How do I store Records/ConsumerRecords in a Kafka StateStore?


I have a Kafka Streams application written in Kotlin. In its current form, the Kafka StateStore in the application is designed to store key-value entries of type <String, CustomAVROSchema>. The StateStore, being a PersistentTimestampedKeyValueStore, is set up to use a SpecificAvroSerde for the value part of the key-value entries, which works like a charm.

The problem with this approach is that I want to keep the header and timestamp values of the incoming record, but the current solution only stores the value. I've done some research, but I cannot find any decent examples of how I can keep the header and timestamp fields.

So, how can I keep the header and timestamp fields through a StateStore operation?

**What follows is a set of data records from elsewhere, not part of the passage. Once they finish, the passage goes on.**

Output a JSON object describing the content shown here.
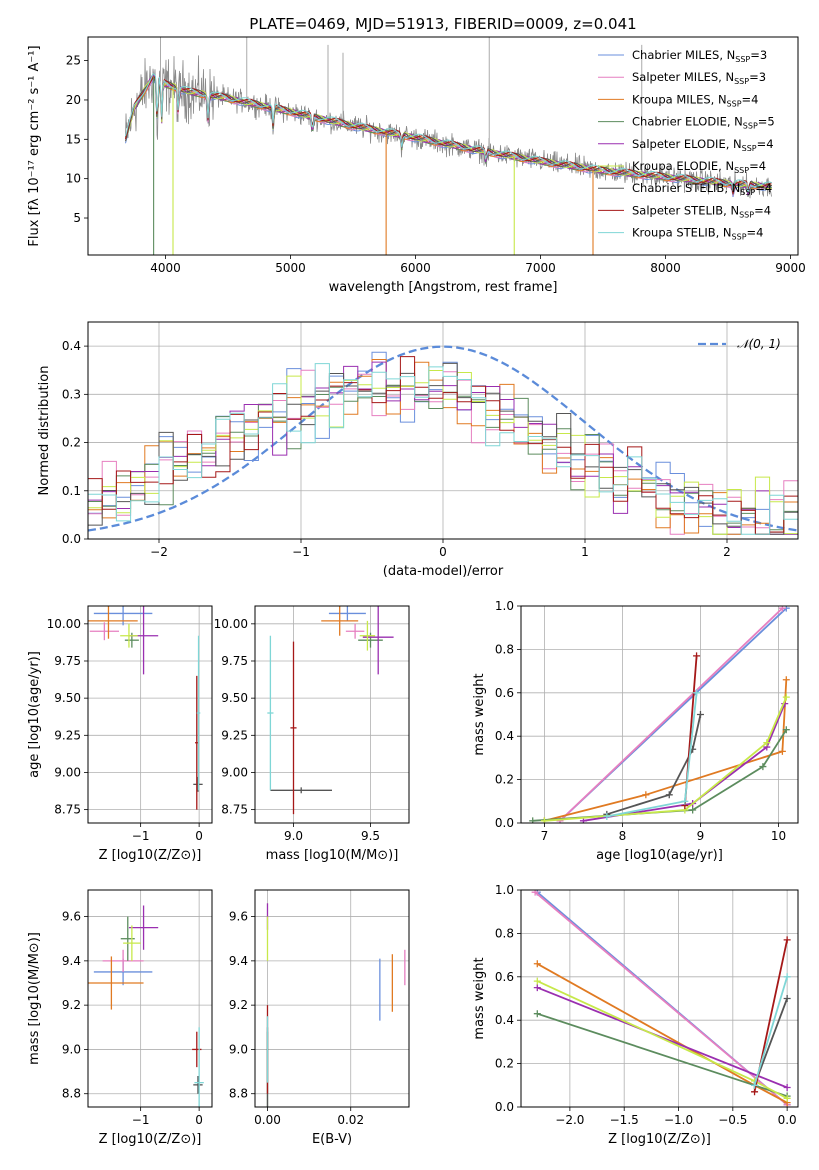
{
  "title": "PLATE=0469, MJD=51913, FIBERID=0009, z=0.041",
  "colors": [
    "#6a8fdc",
    "#e67fc0",
    "#e07a22",
    "#5c8c5e",
    "#9a2fb0",
    "#c7e84a",
    "#555555",
    "#a51818",
    "#7fd6d6"
  ],
  "chart_data": [
    {
      "id": "spectrum",
      "type": "line",
      "title": "PLATE=0469, MJD=51913, FIBERID=0009, z=0.041",
      "xlabel": "wavelength [Angstrom, rest frame]",
      "ylabel": "Flux [fλ 10⁻¹⁷ erg cm⁻² s⁻¹ A⁻¹]",
      "xlim": [
        3380,
        9060
      ],
      "ylim": [
        0.3,
        28
      ],
      "xticks": [
        4000,
        5000,
        6000,
        7000,
        8000,
        9000
      ],
      "yticks": [
        5,
        10,
        15,
        20,
        25
      ],
      "grid": false,
      "legend_position": "top-right",
      "series": [
        {
          "name": "Chabrier MILES, N_SSP=3"
        },
        {
          "name": "Salpeter MILES, N_SSP=3"
        },
        {
          "name": "Kroupa MILES, N_SSP=4"
        },
        {
          "name": "Chabrier ELODIE, N_SSP=5"
        },
        {
          "name": "Salpeter ELODIE, N_SSP=4"
        },
        {
          "name": "Kroupa ELODIE, N_SSP=4"
        },
        {
          "name": "Chabrier STELIB, N_SSP=4"
        },
        {
          "name": "Salpeter STELIB, N_SSP=4"
        },
        {
          "name": "Kroupa STELIB, N_SSP=4"
        }
      ],
      "continuum": [
        [
          3680,
          15
        ],
        [
          3750,
          19
        ],
        [
          3900,
          23
        ],
        [
          4000,
          22
        ],
        [
          4200,
          21
        ],
        [
          4500,
          20.2
        ],
        [
          5000,
          18.5
        ],
        [
          5500,
          16.7
        ],
        [
          6000,
          15.2
        ],
        [
          6500,
          13.6
        ],
        [
          7000,
          12.2
        ],
        [
          7500,
          11
        ],
        [
          8000,
          10.2
        ],
        [
          8500,
          9.4
        ],
        [
          8850,
          9
        ]
      ]
    },
    {
      "id": "residuals",
      "type": "histogram",
      "xlabel": "(data-model)/error",
      "ylabel": "Normed distribution",
      "xlim": [
        -2.5,
        2.5
      ],
      "ylim": [
        0,
        0.45
      ],
      "xticks": [
        -2,
        -1,
        0,
        1,
        2
      ],
      "yticks": [
        0.0,
        0.1,
        0.2,
        0.3,
        0.4
      ],
      "grid": true,
      "legend_position": "top-right",
      "legend_label": "𝒩(0, 1)",
      "reference_curve": "normal(0,1)"
    },
    {
      "id": "age_vs_Z",
      "type": "scatter",
      "xlabel": "Z [log10(Z/Z⊙)]",
      "ylabel": "age  [log10(age/yr)]",
      "xlim": [
        -1.9,
        0.22
      ],
      "ylim": [
        8.66,
        10.12
      ],
      "xticks": [
        -1,
        0
      ],
      "yticks": [
        8.75,
        9.0,
        9.25,
        9.5,
        9.75,
        10.0
      ],
      "grid": true,
      "points": [
        {
          "x": -1.3,
          "y": 10.07,
          "xerr": 0.5,
          "yerr": 0.08
        },
        {
          "x": -1.62,
          "y": 9.95,
          "xerr": 0.25,
          "yerr": 0.06
        },
        {
          "x": -1.55,
          "y": 10.02,
          "xerr": 0.5,
          "yerr": 0.12
        },
        {
          "x": -1.15,
          "y": 9.89,
          "xerr": 0.12,
          "yerr": 0.05
        },
        {
          "x": -0.95,
          "y": 9.92,
          "xerr": 0.25,
          "yerr": 0.26
        },
        {
          "x": -1.2,
          "y": 9.92,
          "xerr": 0.15,
          "yerr": 0.08
        },
        {
          "x": -0.02,
          "y": 8.92,
          "xerr": 0.08,
          "yerr": 0.05
        },
        {
          "x": -0.04,
          "y": 9.2,
          "xerr": 0.03,
          "yerr": 0.45
        },
        {
          "x": -0.01,
          "y": 9.4,
          "xerr": 0.03,
          "yerr": 0.52
        }
      ]
    },
    {
      "id": "age_vs_mass",
      "type": "scatter",
      "xlabel": "mass [log10(M/M⊙)]",
      "ylabel": "",
      "xlim": [
        8.75,
        9.75
      ],
      "ylim": [
        8.66,
        10.12
      ],
      "xticks": [
        9.0,
        9.5
      ],
      "yticks": [
        8.75,
        9.0,
        9.25,
        9.5,
        9.75,
        10.0
      ],
      "grid": true,
      "points": [
        {
          "x": 9.35,
          "y": 10.07,
          "xerr": 0.12,
          "yerr": 0.05
        },
        {
          "x": 9.4,
          "y": 9.95,
          "xerr": 0.06,
          "yerr": 0.05
        },
        {
          "x": 9.3,
          "y": 10.02,
          "xerr": 0.12,
          "yerr": 0.1
        },
        {
          "x": 9.5,
          "y": 9.89,
          "xerr": 0.08,
          "yerr": 0.05
        },
        {
          "x": 9.55,
          "y": 9.91,
          "xerr": 0.1,
          "yerr": 0.25
        },
        {
          "x": 9.48,
          "y": 9.92,
          "xerr": 0.05,
          "yerr": 0.1
        },
        {
          "x": 9.05,
          "y": 8.88,
          "xerr": 0.2,
          "yerr": 0.02
        },
        {
          "x": 9.0,
          "y": 9.3,
          "xerr": 0.02,
          "yerr": 0.58
        },
        {
          "x": 8.85,
          "y": 9.4,
          "xerr": 0.02,
          "yerr": 0.52
        }
      ]
    },
    {
      "id": "weight_vs_age",
      "type": "line",
      "xlabel": "age  [log10(age/yr)]",
      "ylabel": "mass weight",
      "xlim": [
        6.7,
        10.25
      ],
      "ylim": [
        0,
        1
      ],
      "xticks": [
        7,
        8,
        9,
        10
      ],
      "yticks": [
        0.0,
        0.2,
        0.4,
        0.6,
        0.8,
        1.0
      ],
      "grid": true,
      "series": [
        {
          "points": [
            [
              7.2,
              0.01
            ],
            [
              10.1,
              0.99
            ]
          ]
        },
        {
          "points": [
            [
              7.2,
              0.01
            ],
            [
              10.05,
              0.99
            ]
          ]
        },
        {
          "points": [
            [
              7.0,
              0.01
            ],
            [
              8.3,
              0.13
            ],
            [
              10.05,
              0.33
            ],
            [
              10.1,
              0.66
            ]
          ]
        },
        {
          "points": [
            [
              6.85,
              0.01
            ],
            [
              8.9,
              0.06
            ],
            [
              9.8,
              0.26
            ],
            [
              10.1,
              0.43
            ]
          ]
        },
        {
          "points": [
            [
              7.5,
              0.01
            ],
            [
              8.9,
              0.09
            ],
            [
              9.85,
              0.35
            ],
            [
              10.08,
              0.55
            ]
          ]
        },
        {
          "points": [
            [
              7.0,
              0.01
            ],
            [
              8.8,
              0.06
            ],
            [
              9.85,
              0.37
            ],
            [
              10.1,
              0.58
            ]
          ]
        },
        {
          "points": [
            [
              7.8,
              0.04
            ],
            [
              8.6,
              0.13
            ],
            [
              8.9,
              0.34
            ],
            [
              9.0,
              0.5
            ]
          ]
        },
        {
          "points": [
            [
              8.8,
              0.08
            ],
            [
              8.95,
              0.77
            ]
          ]
        },
        {
          "points": [
            [
              7.8,
              0.03
            ],
            [
              8.8,
              0.1
            ],
            [
              8.95,
              0.6
            ]
          ]
        }
      ]
    },
    {
      "id": "mass_vs_Z",
      "type": "scatter",
      "xlabel": "Z [log10(Z/Z⊙)]",
      "ylabel": "mass [log10(M/M⊙)]",
      "xlim": [
        -1.9,
        0.22
      ],
      "ylim": [
        8.74,
        9.72
      ],
      "xticks": [
        -1,
        0
      ],
      "yticks": [
        8.8,
        9.0,
        9.2,
        9.4,
        9.6
      ],
      "grid": true,
      "points": [
        {
          "x": -1.3,
          "y": 9.35,
          "xerr": 0.5,
          "yerr": 0.06
        },
        {
          "x": -1.3,
          "y": 9.4,
          "xerr": 0.35,
          "yerr": 0.05
        },
        {
          "x": -1.5,
          "y": 9.3,
          "xerr": 0.55,
          "yerr": 0.12
        },
        {
          "x": -1.22,
          "y": 9.5,
          "xerr": 0.12,
          "yerr": 0.1
        },
        {
          "x": -0.95,
          "y": 9.55,
          "xerr": 0.25,
          "yerr": 0.1
        },
        {
          "x": -1.15,
          "y": 9.48,
          "xerr": 0.15,
          "yerr": 0.08
        },
        {
          "x": -0.02,
          "y": 8.84,
          "xerr": 0.08,
          "yerr": 0.04
        },
        {
          "x": -0.04,
          "y": 9.0,
          "xerr": 0.08,
          "yerr": 0.08
        },
        {
          "x": 0.0,
          "y": 8.85,
          "xerr": 0.08,
          "yerr": 0.25
        }
      ]
    },
    {
      "id": "mass_vs_ebv",
      "type": "scatter",
      "xlabel": "E(B-V)",
      "ylabel": "",
      "xlim": [
        -0.003,
        0.034
      ],
      "ylim": [
        8.74,
        9.72
      ],
      "xticks": [
        0.0,
        0.02
      ],
      "yticks": [
        8.8,
        9.0,
        9.2,
        9.4,
        9.6
      ],
      "grid": true,
      "points": [
        {
          "x": 0.027,
          "y": 9.27,
          "yerr": 0.14
        },
        {
          "x": 0.033,
          "y": 9.37,
          "yerr": 0.08
        },
        {
          "x": 0.03,
          "y": 9.3,
          "yerr": 0.13
        },
        {
          "x": 0.0,
          "y": 8.9,
          "yerr": 0.18
        },
        {
          "x": 0.0,
          "y": 9.6,
          "yerr": 0.06
        },
        {
          "x": 0.0,
          "y": 9.5,
          "yerr": 0.1
        },
        {
          "x": 0.0,
          "y": 8.9,
          "yerr": 0.2
        },
        {
          "x": 0.0,
          "y": 9.0,
          "yerr": 0.2
        },
        {
          "x": 0.0,
          "y": 9.0,
          "yerr": 0.15
        }
      ]
    },
    {
      "id": "weight_vs_Z",
      "type": "line",
      "xlabel": "Z [log10(Z/Z⊙)]",
      "ylabel": "mass weight",
      "xlim": [
        -2.45,
        0.1
      ],
      "ylim": [
        0,
        1
      ],
      "xticks": [
        -2.0,
        -1.5,
        -1.0,
        -0.5,
        0.0
      ],
      "yticks": [
        0.0,
        0.2,
        0.4,
        0.6,
        0.8,
        1.0
      ],
      "grid": true,
      "series": [
        {
          "points": [
            [
              -2.3,
              0.99
            ],
            [
              0.0,
              0.01
            ]
          ]
        },
        {
          "points": [
            [
              -2.32,
              0.99
            ],
            [
              0.0,
              0.01
            ]
          ]
        },
        {
          "points": [
            [
              -2.3,
              0.66
            ],
            [
              -0.3,
              0.1
            ],
            [
              0.0,
              0.02
            ]
          ]
        },
        {
          "points": [
            [
              -2.3,
              0.43
            ],
            [
              -0.3,
              0.1
            ],
            [
              0.0,
              0.05
            ]
          ]
        },
        {
          "points": [
            [
              -2.3,
              0.55
            ],
            [
              0.0,
              0.09
            ]
          ]
        },
        {
          "points": [
            [
              -2.3,
              0.58
            ],
            [
              -0.3,
              0.12
            ],
            [
              0.0,
              0.04
            ]
          ]
        },
        {
          "points": [
            [
              -0.3,
              0.1
            ],
            [
              0.0,
              0.5
            ]
          ]
        },
        {
          "points": [
            [
              -0.3,
              0.07
            ],
            [
              0.0,
              0.77
            ]
          ]
        },
        {
          "points": [
            [
              -0.3,
              0.1
            ],
            [
              0.0,
              0.6
            ]
          ]
        }
      ]
    }
  ]
}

My main approach to this problem what to rewrite the application to store the record itself instead of only the value, meaning that each entry in the StateStore would be of type <String, Record<String, CustomAVROSchema>> ( or <String, ConsumerRecord<String, CustomAVROSchema>>, I don't fully know the difference).

These application changes worked out ok, except when I needed to change the Serde options for the StateStore. I could not find any good replacement for the SpecificAvroSerde used earlier.

As the concept of Records is so integrated into Kafka, I was surprised when came short of finding examples of how such a SerDe configuration could look like. Does Kafka not support this feature out of the box? When reading the documentation, I learned that it's possible to create a custom serialization and deserialization class, but I had problems implementing this. Is this approach the only way to resolve my problem?

All your help would be appreciated 🙂


Solution

  • After going back and forth on my problem, I decided on trying to make my own SerDe.

    I made a StatestoreSerializerclass that implements Kafka Serializer.

    override fun serialize(topic: String, data: Record<String, CustomAVROSchema>): ByteArray? {
        return try {
            val serializedAvro = ...serializer().serialize(data.key(), data.value()).asList()
            val byteHeaders = headersToString(data.headers())
            objectMapper.writeValueAsBytes(StateStoreObject(...))
        } catch (e: Exception) {
            throw SerializationException(
                "Error when serializing record", e
            )
        }
    }
    
    private fun headersToString(headers: Headers): String {
        val map = headers
            .associate { it.key() to it.value() }
            .mapValues { Base64.getEncoder().encodeToString(it.value) }
        return map.toString()
    }
    

    Things to note includes the following:

    • Using ObjectMapper().registerKotlinModule() to enable the use of Kotlin data classes.
    • Encoding the avro object and the record headers independently, placing them into a data class, and encoding the data class.

    The deserializer essentially does the same ting, only in reverse.

    Although un-optimized, the custom SerDe configuration did not add any significant delay compared to only using avro SerDe.